Tuesday, 24 June 2014

Textures of Golden Gorse

I've just received my copy of the environmental and ethical lifestyle magazine Resurgence and Ecologist, which this month (Issue 285 July-Aug) features one of my paintings.


Here's the painting, which accompanies the article by Susan Clark, "Textures of Golden Gorse".

Gorse by the Shore with Distant Houses, Morar (Oil on linen, 24 x 26)

Susan talks about the qualities of gorse as cheerful and uplifting plants, and one which has homeopathic qualities of optimism and the conviction that good things lie ahead.  

I was pleased to read her thoughts in the article, as I do find when you're out in the landscape with the gorse blooming, with its warm, coconut smell heavy in the air and its burst of rich velvety yellow, that it does indeed have a very uplifting quality.  This is exactly what I try to put into the painting.

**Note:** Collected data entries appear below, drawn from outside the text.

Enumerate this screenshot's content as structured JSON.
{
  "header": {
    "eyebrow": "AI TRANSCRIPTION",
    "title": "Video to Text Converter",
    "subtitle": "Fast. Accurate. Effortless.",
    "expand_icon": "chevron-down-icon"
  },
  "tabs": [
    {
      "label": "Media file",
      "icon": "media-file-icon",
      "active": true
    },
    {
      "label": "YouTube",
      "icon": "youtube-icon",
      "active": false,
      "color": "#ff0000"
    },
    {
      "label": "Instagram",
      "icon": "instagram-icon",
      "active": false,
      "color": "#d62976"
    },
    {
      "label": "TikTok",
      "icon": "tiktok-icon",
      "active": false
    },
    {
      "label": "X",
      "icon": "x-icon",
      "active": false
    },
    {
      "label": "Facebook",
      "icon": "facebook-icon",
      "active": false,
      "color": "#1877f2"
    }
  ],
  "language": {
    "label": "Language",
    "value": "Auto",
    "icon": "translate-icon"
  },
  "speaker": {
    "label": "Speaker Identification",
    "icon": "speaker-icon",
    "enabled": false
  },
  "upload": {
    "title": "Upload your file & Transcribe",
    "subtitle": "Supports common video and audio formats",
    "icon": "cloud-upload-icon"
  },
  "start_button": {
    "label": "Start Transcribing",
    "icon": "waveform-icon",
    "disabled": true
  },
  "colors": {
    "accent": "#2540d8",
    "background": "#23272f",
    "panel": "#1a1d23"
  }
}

There's also a fabulous recipe for Golden Gorse Petal Scented Ice Cream - sounds amazing!


There's a version of this painting currently with Duncan R Miller Fine Arts in London - you can see it HERE.

Wednesday, 18 June 2014

Making Colour

The exhibition 'Making Colour' opens today at the National Gallery in London.


It's a show that I've been looking forward to for ages, as it sounds really fascinating.  It's all about the chemical, alchemical, biological and scientific business of physically making colour, and of seeing colour, and of the way that artists use the optical and psychological qualities of colours.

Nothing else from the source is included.